The County is ramping up efforts to mitigate the spread of mosquito-borne West Nile virus, after six human cases were reported locally.
On Monday, the S.C. Department of Health and Environmental Control (DHEC) said it had detected a significant increase in the virus in Richland County and was alerting residents because of multiple confirmed cases in birds, mosquitoes and humans.
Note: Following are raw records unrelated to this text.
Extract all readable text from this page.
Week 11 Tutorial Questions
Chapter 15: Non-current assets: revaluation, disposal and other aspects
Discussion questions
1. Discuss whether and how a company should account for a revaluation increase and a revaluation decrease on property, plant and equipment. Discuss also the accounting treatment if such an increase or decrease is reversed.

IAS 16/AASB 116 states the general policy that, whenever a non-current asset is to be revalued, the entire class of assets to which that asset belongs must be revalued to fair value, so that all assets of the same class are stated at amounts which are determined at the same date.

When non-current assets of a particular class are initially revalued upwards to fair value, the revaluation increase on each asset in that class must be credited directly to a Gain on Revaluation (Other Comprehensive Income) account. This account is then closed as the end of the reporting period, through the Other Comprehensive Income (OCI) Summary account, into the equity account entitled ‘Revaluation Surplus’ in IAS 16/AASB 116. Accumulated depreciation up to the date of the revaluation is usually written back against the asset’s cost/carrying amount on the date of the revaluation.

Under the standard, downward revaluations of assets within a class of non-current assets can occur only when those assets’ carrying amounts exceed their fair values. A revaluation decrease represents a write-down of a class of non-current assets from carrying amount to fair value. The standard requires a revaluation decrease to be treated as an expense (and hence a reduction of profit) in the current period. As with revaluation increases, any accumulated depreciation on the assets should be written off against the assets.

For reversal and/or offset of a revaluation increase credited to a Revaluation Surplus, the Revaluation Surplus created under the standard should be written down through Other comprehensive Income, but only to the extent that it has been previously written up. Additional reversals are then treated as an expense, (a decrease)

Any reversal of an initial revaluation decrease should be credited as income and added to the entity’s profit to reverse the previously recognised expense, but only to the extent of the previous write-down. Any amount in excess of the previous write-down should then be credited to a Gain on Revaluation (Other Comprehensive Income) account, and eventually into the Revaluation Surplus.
DHEC also reported that one person from the Midlands region has died from West Nile, the first such occurrence in South Carolina this year.
Richland County Vector Control has sprayed areas for mosquito populations where positive cases were found.
“We will continue to respond appropriately in the affected areas until the threat is eliminated,” said Olin Towery, Vector Control manager. “This includes, but is not limited to, conducting larval and adult surveillance, treating or eliminating standing water, truck-mounted spraying, and knocking on doors to hand out educational materials to the public.”
Mosquitoes transmit West Nile from infected birds, causing a viral infection characterized by fever, headache, drowsiness, nausea and a rash. In rare cases, infected people develop symptoms that can be fatal. Vector Control crews regularly spray, treat and conduct surveillance to prevent the spread of West Nile virus.
To help reduce mosquitoes, Vector Control urges residents to inspect their property for potential breeding sites and take the following preventive measures:
- Use EPA-registered insect repellents that contain DEET, picaridin, IR3535, oil of lemon or eucalyptus, according to label instructions
- Clear drainage ditches of debris and weeds
- Pack tree holes with sand
- Clean clogged roof gutters
- Change the water in pet dishes, birdbaths and containers used to root plants at least weekly
- Maintain swimming pools properly
- Keep boats overturned, drained or covered, and be sure covers do not collect water
- Stock ornamental ponds (water gardens) with top-feeding minnows
- Wear long sleeves and long pants if you are outside at peak times, especially dusk and dawn
- Ensure rain barrels have screens to prevent mosquitoes from accessing the collected water. Do not allow water to linger in rain barrels.
Richland County residents with questions or problems with mosquitoes can reach Vector Control at 803-929-6000. Beekeepers and people allergic to the products resmethrin, prallethrin, sumithrin and permethrin should also call this number.
Vector Control only controls for mosquitoes in areas of Richland County outside the Columbia city limits. The City of Columbia and Lexington County have their own mosquito control services.
Residents inside the Columbia city limits should call 803-545-3430. Lexington County residents who live inside the town limits of Batesburg-Leesville should call the Town Hall at 803-532-4601. All other Lexington County residents should call 803-785-8440.